Well good news!! The yard I was at years and years ago with my ponies has had a space come up!! Better yet the whole yard has been re-done and it is the cheapest place around and 2 mions from home! 
As much as I hate yards I never ever had any problems there and had so many great recommendations about it this time around! When I went and had a look all of the liveries were very friendly and chatty, Always a good start!

It has loaddsssss of grass and paddocks that have been left all year to be used as winter paddocks. The way I am looking at it is that all the time I was there before I had NO problems at all so no need to have this time! It is not a yard with lots of competition between liveries as everyone is there to have fun and get along and one of the liveries even offered to come and get her! 

Cant wait  Sooooo happy that my luck has finally sprung into actions!! :thumbup:


----------



## pamela Renfrew

Well Done... Hope you are both settled in soon and having fun.... Pamx


----------



## tonette

:thumbup:Now you can relax and enjoy your horse and have some fun


----------



## Melx

I cant wait  Il will keep you all posted, will be moing at end of month!!


----------



## JennyConnor

Due to living on the Isle of Man we are very limited to where we can stable our horses.

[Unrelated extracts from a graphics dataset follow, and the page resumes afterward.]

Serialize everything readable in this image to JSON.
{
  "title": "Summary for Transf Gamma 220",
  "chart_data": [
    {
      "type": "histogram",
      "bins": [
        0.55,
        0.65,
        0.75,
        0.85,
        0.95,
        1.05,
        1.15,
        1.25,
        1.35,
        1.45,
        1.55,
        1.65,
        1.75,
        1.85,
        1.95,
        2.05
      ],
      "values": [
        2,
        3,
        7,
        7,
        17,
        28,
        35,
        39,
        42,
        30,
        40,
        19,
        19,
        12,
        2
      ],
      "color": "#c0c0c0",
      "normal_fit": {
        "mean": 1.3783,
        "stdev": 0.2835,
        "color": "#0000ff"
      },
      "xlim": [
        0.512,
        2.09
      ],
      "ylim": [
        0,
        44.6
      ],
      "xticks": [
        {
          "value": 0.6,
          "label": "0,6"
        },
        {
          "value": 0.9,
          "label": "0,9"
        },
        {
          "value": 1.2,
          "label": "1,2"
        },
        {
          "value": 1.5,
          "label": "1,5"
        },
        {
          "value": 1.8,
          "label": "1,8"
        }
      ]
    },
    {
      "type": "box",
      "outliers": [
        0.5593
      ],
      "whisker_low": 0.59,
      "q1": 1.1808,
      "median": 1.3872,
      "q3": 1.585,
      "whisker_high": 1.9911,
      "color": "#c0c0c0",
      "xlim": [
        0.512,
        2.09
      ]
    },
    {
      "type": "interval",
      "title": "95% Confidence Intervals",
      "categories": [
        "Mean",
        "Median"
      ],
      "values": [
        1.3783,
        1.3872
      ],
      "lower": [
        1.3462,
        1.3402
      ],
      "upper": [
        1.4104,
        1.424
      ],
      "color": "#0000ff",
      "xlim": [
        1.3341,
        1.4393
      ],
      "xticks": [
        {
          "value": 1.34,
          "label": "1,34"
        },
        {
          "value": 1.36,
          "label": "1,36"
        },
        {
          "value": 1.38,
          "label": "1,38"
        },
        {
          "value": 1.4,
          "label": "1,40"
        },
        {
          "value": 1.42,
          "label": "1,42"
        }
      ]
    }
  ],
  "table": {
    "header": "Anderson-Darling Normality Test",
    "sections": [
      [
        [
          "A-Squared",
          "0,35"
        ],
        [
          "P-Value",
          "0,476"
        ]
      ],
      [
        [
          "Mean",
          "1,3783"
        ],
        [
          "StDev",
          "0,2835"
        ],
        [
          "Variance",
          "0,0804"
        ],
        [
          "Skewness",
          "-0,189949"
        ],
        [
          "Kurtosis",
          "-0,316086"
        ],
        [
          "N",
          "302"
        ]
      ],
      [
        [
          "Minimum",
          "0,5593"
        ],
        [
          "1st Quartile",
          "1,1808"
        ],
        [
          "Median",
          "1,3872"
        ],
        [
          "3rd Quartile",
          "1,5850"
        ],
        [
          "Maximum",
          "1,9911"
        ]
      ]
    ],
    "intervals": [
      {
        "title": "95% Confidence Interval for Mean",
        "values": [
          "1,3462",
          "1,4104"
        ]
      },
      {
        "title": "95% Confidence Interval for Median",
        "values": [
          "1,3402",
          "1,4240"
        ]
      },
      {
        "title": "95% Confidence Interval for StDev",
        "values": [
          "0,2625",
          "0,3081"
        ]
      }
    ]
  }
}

Luckily, I keep my horse with 3 others on private livery at stables about 5 miles from my house. I own 1, Keren owns 2 and the owner loans 1, so it's really quiet and non-bitchy!!

We have 8 indoor American Barn style stables for 4 horses, 1 very big tack room, huge floodlit outdoor ménage, brilliant hacking and lots of flat turnout. All that for £25/week.

Disney loves it where he is and I've never seen him so relaxed.

I would always recommend looking round for a stable where you and your horse are happy


----------



## Melx

That must be brilliant for you having all that room but also to share it with a few friendly people so not toally alone!
If only there was such a thing near where I live lol


----------